Recently, Szülői Hang (Parental Voice) drew attention on its Facebook page to the fact that even now there are signs from Brazil that increasing numbers of children from the poorer regions are being forced into prostitution, often by their own parents. Furthermore, the latest EUROPOL report concludes that since the outbreak of the pandemic the number of online recordings of sexual abuse committed on children has increased by a multiple.

The attitude of governments to ‘the oldest profession’ varies according to country, with some supporting it, some tolerating it and some banning it, but in every single country this industry is booming. Draconian measures lead to the establishment and running of secret brothels, an over-tolerant approach can mean that even more women are channelled into this industry, so for the time being it would appear that the world still does not know how to tackle the institution of prostitution. While there remains demand, there will always be those who ensure a supply, if not voluntarily then through force.

The single thing we can do is try to create a world around us in which as few people as possible look on their bodies as a commodity.
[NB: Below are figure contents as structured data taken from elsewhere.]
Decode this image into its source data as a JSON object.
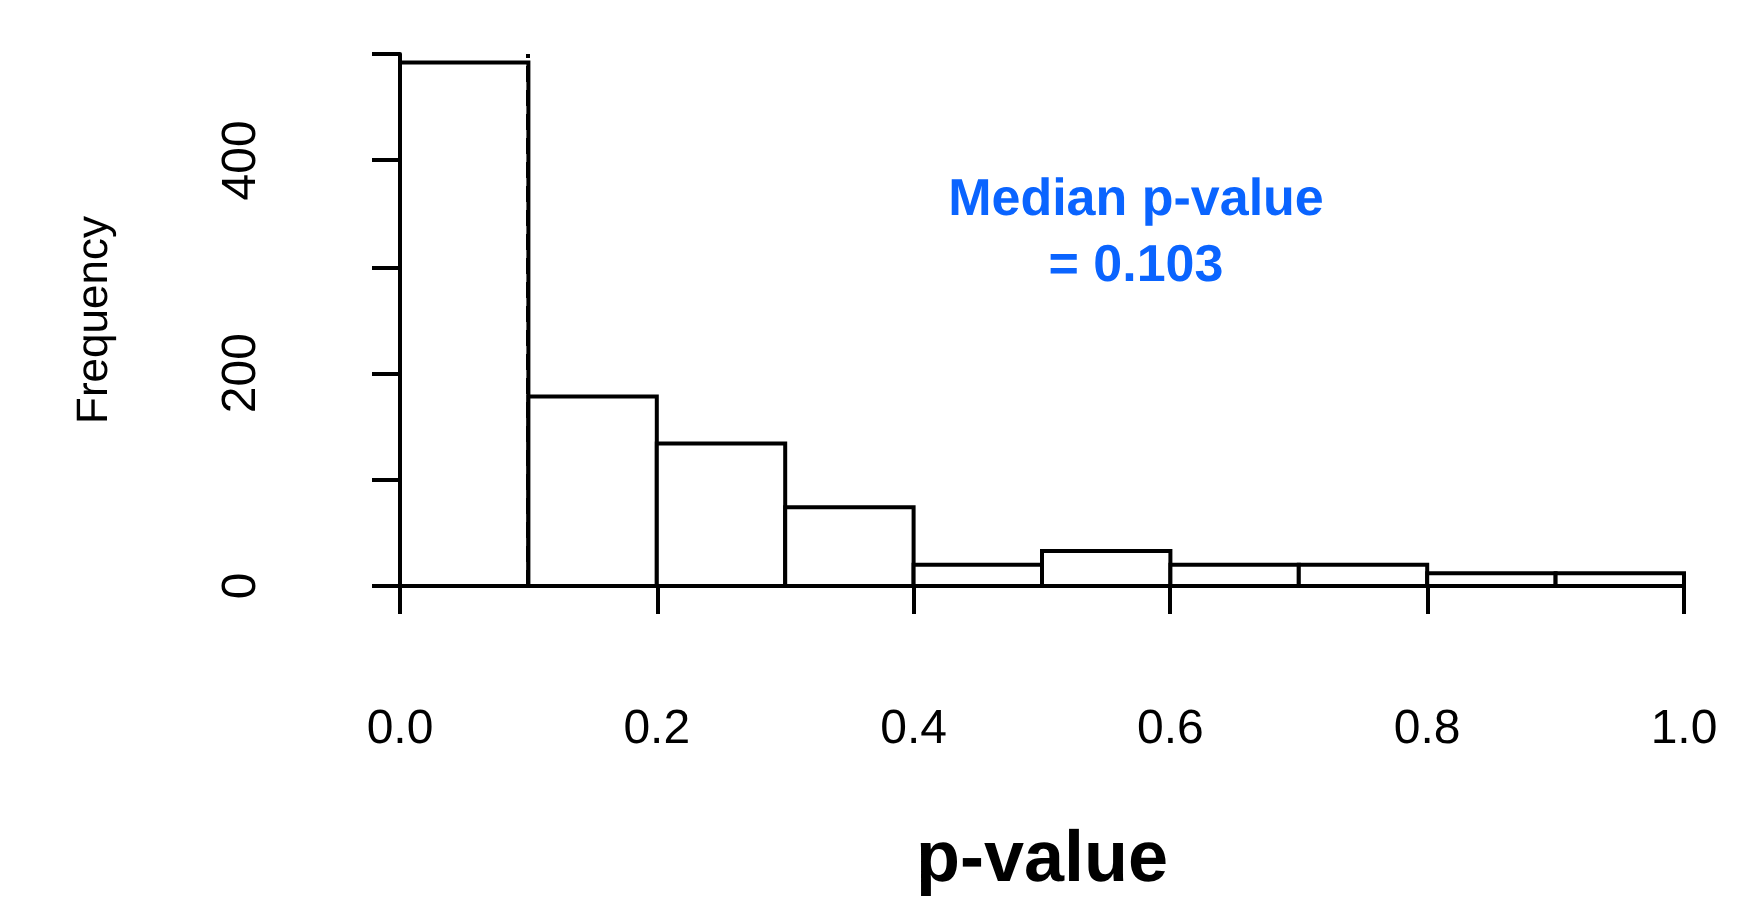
{
  "chart_data": {
    "type": "histogram",
    "xlabel": "p-value",
    "ylabel": "Frequency",
    "bins": [
      0,
      0.1,
      0.2,
      0.3,
      0.4,
      0.5,
      0.6,
      0.7,
      0.8,
      0.9,
      1.0
    ],
    "values": [
      492,
      178,
      134,
      74,
      20,
      33,
      20,
      20,
      12,
      12
    ],
    "color": "#ffffff",
    "xlim": [
      0,
      1
    ],
    "xticks": [
      {
        "value": 0,
        "label": "0.0"
      },
      0.2,
      0.4,
      0.6,
      0.8,
      {
        "value": 1,
        "label": "1.0"
      }
    ],
    "ylim": [
      0,
      500
    ],
    "yticks": [
      0,
      {
        "value": 100,
        "label": null
      },
      200,
      {
        "value": 300,
        "label": null
      },
      400,
      {
        "value": 500,
        "label": null
      }
    ],
    "ref_lines": [
      {
        "axis": "x",
        "value": 0.103,
        "line_style": "dashed",
        "color": "#000000"
      }
    ],
    "annotations": [
      "Median p-value\n= 0.103"
    ],
    "grid": false
  }
}
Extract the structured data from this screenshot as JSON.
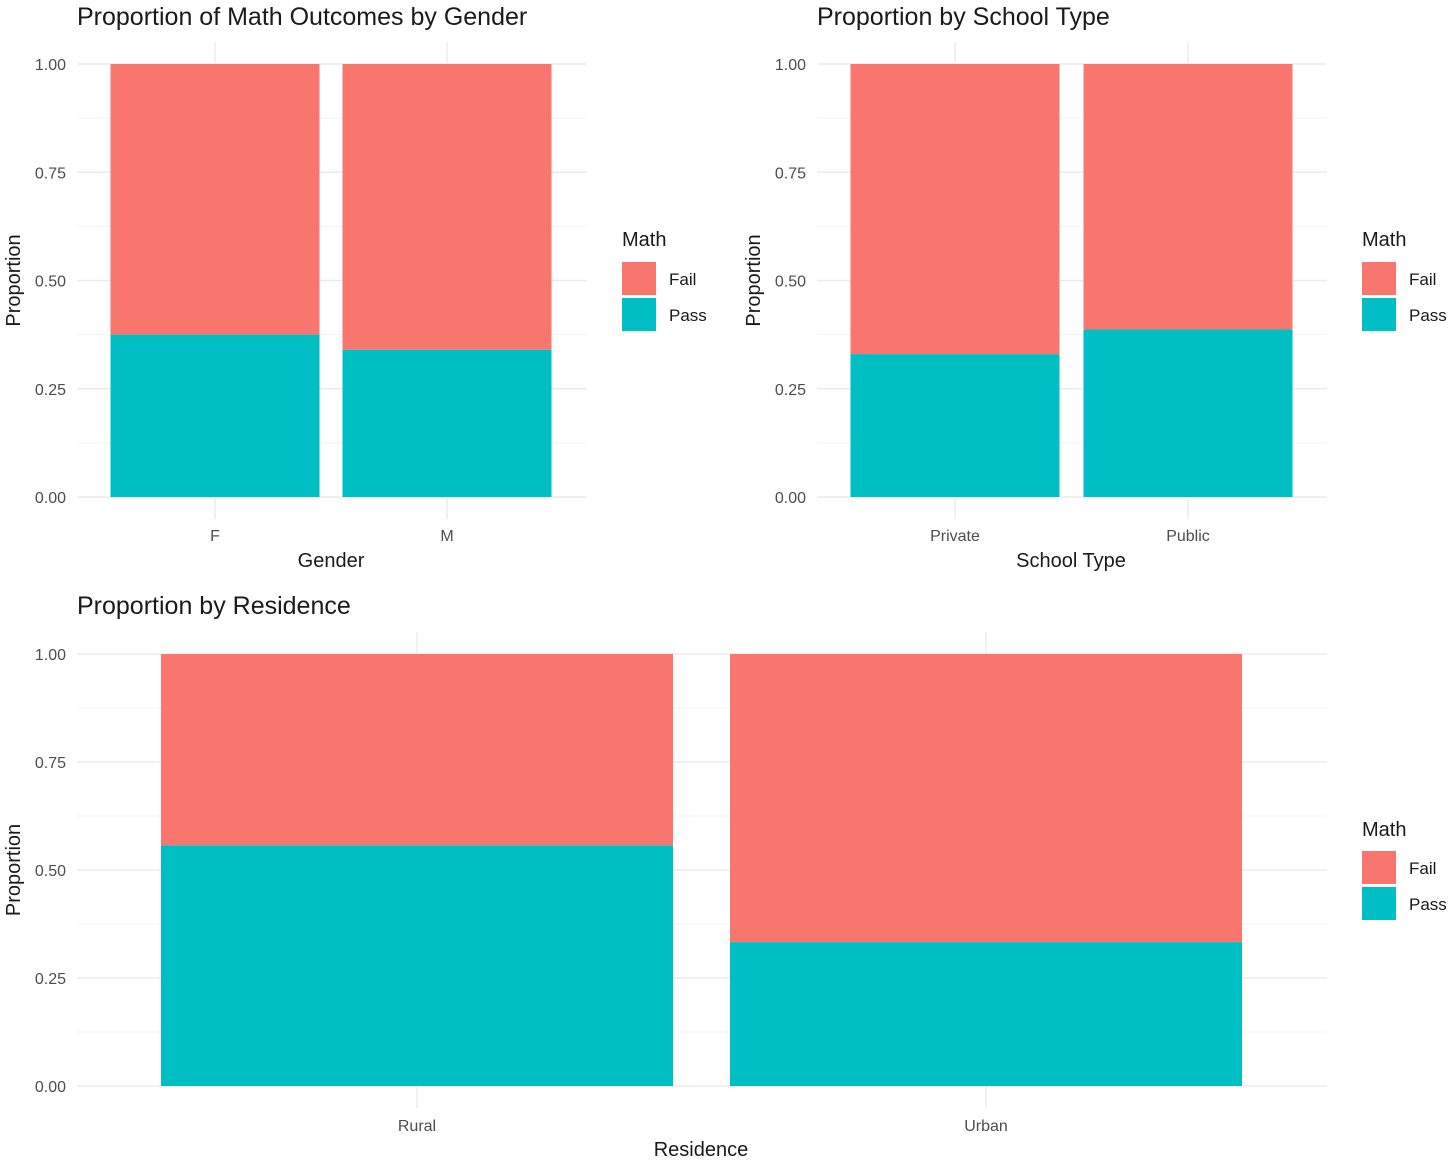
{
  "chart_data": [
    {
      "type": "bar",
      "stacked": true,
      "title": "Proportion of Math Outcomes by Gender",
      "xlabel": "Gender",
      "ylabel": "Proportion",
      "ylim": [
        0,
        1
      ],
      "yticks": [
        "0.00",
        "0.25",
        "0.50",
        "0.75",
        "1.00"
      ],
      "categories": [
        "F",
        "M"
      ],
      "series": [
        {
          "name": "Fail",
          "values": [
            0.625,
            0.66
          ],
          "color": "#F8766D"
        },
        {
          "name": "Pass",
          "values": [
            0.375,
            0.34
          ],
          "color": "#00BFC4"
        }
      ],
      "legend": {
        "title": "Math",
        "placement": "right"
      },
      "grid": true
    },
    {
      "type": "bar",
      "stacked": true,
      "title": "Proportion by School Type",
      "xlabel": "School Type",
      "ylabel": "Proportion",
      "ylim": [
        0,
        1
      ],
      "yticks": [
        "0.00",
        "0.25",
        "0.50",
        "0.75",
        "1.00"
      ],
      "categories": [
        "Private",
        "Public"
      ],
      "series": [
        {
          "name": "Fail",
          "values": [
            0.67,
            0.613
          ],
          "color": "#F8766D"
        },
        {
          "name": "Pass",
          "values": [
            0.33,
            0.387
          ],
          "color": "#00BFC4"
        }
      ],
      "legend": {
        "title": "Math",
        "placement": "right"
      },
      "grid": true
    },
    {
      "type": "bar",
      "stacked": true,
      "title": "Proportion by Residence",
      "xlabel": "Residence",
      "ylabel": "Proportion",
      "ylim": [
        0,
        1
      ],
      "yticks": [
        "0.00",
        "0.25",
        "0.50",
        "0.75",
        "1.00"
      ],
      "categories": [
        "Rural",
        "Urban"
      ],
      "series": [
        {
          "name": "Fail",
          "values": [
            0.443,
            0.667
          ],
          "color": "#F8766D"
        },
        {
          "name": "Pass",
          "values": [
            0.557,
            0.333
          ],
          "color": "#00BFC4"
        }
      ],
      "legend": {
        "title": "Math",
        "placement": "right"
      },
      "grid": true
    }
  ]
}
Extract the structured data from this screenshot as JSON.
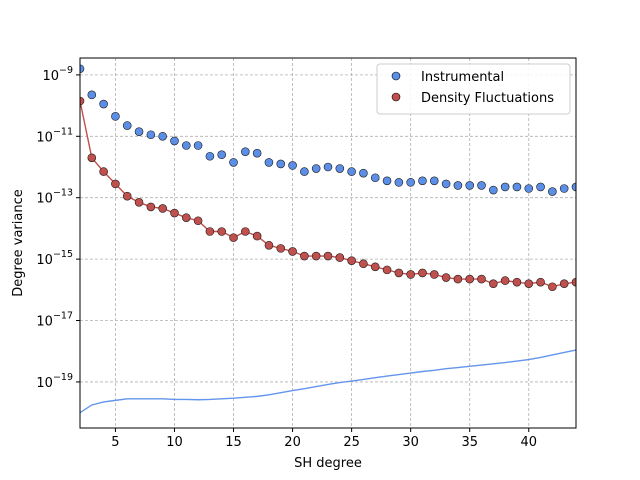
{
  "chart_data": {
    "type": "scatter",
    "xlabel": "SH degree",
    "ylabel": "Degree variance",
    "xlim": [
      2,
      44
    ],
    "ylim_log10": [
      -20.5,
      -8.45
    ],
    "yscale": "log",
    "grid": true,
    "grid_style": "dashed",
    "legend_position": "top-right",
    "x_ticks": [
      5,
      10,
      15,
      20,
      25,
      30,
      35,
      40
    ],
    "x_tick_labels": [
      "5",
      "10",
      "15",
      "20",
      "25",
      "30",
      "35",
      "40"
    ],
    "y_ticks_log10": [
      -9,
      -11,
      -13,
      -15,
      -17,
      -19
    ],
    "y_tick_labels": [
      {
        "base": "10",
        "exp": "−9"
      },
      {
        "base": "10",
        "exp": "−11"
      },
      {
        "base": "10",
        "exp": "−13"
      },
      {
        "base": "10",
        "exp": "−15"
      },
      {
        "base": "10",
        "exp": "−17"
      },
      {
        "base": "10",
        "exp": "−19"
      }
    ],
    "x": [
      2,
      3,
      4,
      5,
      6,
      7,
      8,
      9,
      10,
      11,
      12,
      13,
      14,
      15,
      16,
      17,
      18,
      19,
      20,
      21,
      22,
      23,
      24,
      25,
      26,
      27,
      28,
      29,
      30,
      31,
      32,
      33,
      34,
      35,
      36,
      37,
      38,
      39,
      40,
      41,
      42,
      43,
      44
    ],
    "series": [
      {
        "name": "Instrumental",
        "kind": "scatter",
        "color": "#5b8ee6",
        "log10_values": [
          -8.8,
          -9.65,
          -9.95,
          -10.35,
          -10.65,
          -10.85,
          -10.95,
          -11.0,
          -11.15,
          -11.3,
          -11.3,
          -11.65,
          -11.6,
          -11.85,
          -11.5,
          -11.55,
          -11.85,
          -11.9,
          -11.95,
          -12.15,
          -12.05,
          -12.0,
          -12.05,
          -12.15,
          -12.2,
          -12.35,
          -12.45,
          -12.5,
          -12.5,
          -12.45,
          -12.45,
          -12.55,
          -12.6,
          -12.6,
          -12.6,
          -12.75,
          -12.65,
          -12.65,
          -12.7,
          -12.65,
          -12.8,
          -12.7,
          -12.65
        ]
      },
      {
        "name": "Density Fluctuations",
        "kind": "scatter+line",
        "color": "#c0504d",
        "log10_values": [
          -9.85,
          -11.7,
          -12.15,
          -12.55,
          -12.95,
          -13.15,
          -13.3,
          -13.35,
          -13.5,
          -13.65,
          -13.75,
          -14.1,
          -14.1,
          -14.3,
          -14.1,
          -14.25,
          -14.55,
          -14.65,
          -14.75,
          -14.9,
          -14.9,
          -14.9,
          -14.95,
          -15.05,
          -15.15,
          -15.25,
          -15.35,
          -15.45,
          -15.5,
          -15.45,
          -15.5,
          -15.6,
          -15.65,
          -15.65,
          -15.65,
          -15.8,
          -15.7,
          -15.75,
          -15.8,
          -15.75,
          -15.9,
          -15.8,
          -15.75
        ]
      },
      {
        "name": "",
        "kind": "line",
        "color": "#6495ed",
        "log10_values": [
          -20.0,
          -19.75,
          -19.65,
          -19.6,
          -19.55,
          -19.55,
          -19.55,
          -19.55,
          -19.57,
          -19.57,
          -19.58,
          -19.57,
          -19.55,
          -19.53,
          -19.5,
          -19.47,
          -19.42,
          -19.35,
          -19.28,
          -19.22,
          -19.15,
          -19.08,
          -19.02,
          -18.97,
          -18.92,
          -18.86,
          -18.81,
          -18.76,
          -18.71,
          -18.66,
          -18.62,
          -18.57,
          -18.53,
          -18.49,
          -18.45,
          -18.41,
          -18.37,
          -18.32,
          -18.27,
          -18.2,
          -18.12,
          -18.04,
          -17.96
        ]
      }
    ]
  }
}
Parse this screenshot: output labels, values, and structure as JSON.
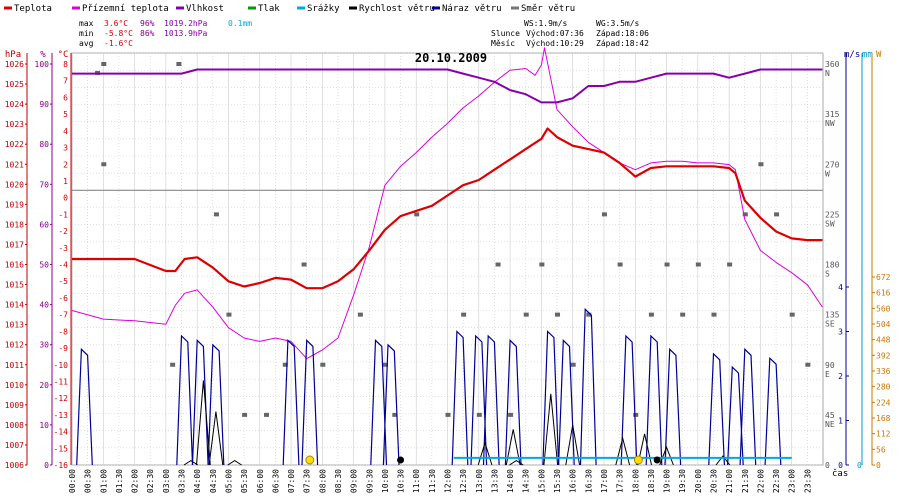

Experts in the field reckon that in order to be able to make major inroads into kerbing prostitution, it is necessary to implement structural transformations and a turnaround in social attitudes. “Instead of judging, it would be worth placing the emphasis on offering the right kind of help and education. We could teach our own children from the earliest age about protecting their own physical and mental boundaries. We must spend a lot of time talking to them about what it is when in a relationship, both sides mutually look after the other’s needs. If you see abused children in the neighbourhood, then report this fact, don’t stick your head in the sand! If we know someone who falls into a category that can be classified as vulnerable, talk to them about how they can take care of themselves, the different ways that young people's good faith and lack of love can be taken advantage of,” says Orsolya Kovács.

The psychologist is of the belief that it would be worth intensively debating at social level how to maintain control of prostitution, how to ensure the adequate provision of healthcare protection for prostitutes and how to rescue them from their situation, furthermore, utilizing the lessons of several successful foreign programmes, it is also necessary to implement social policy decisions in order to discourage prostitution.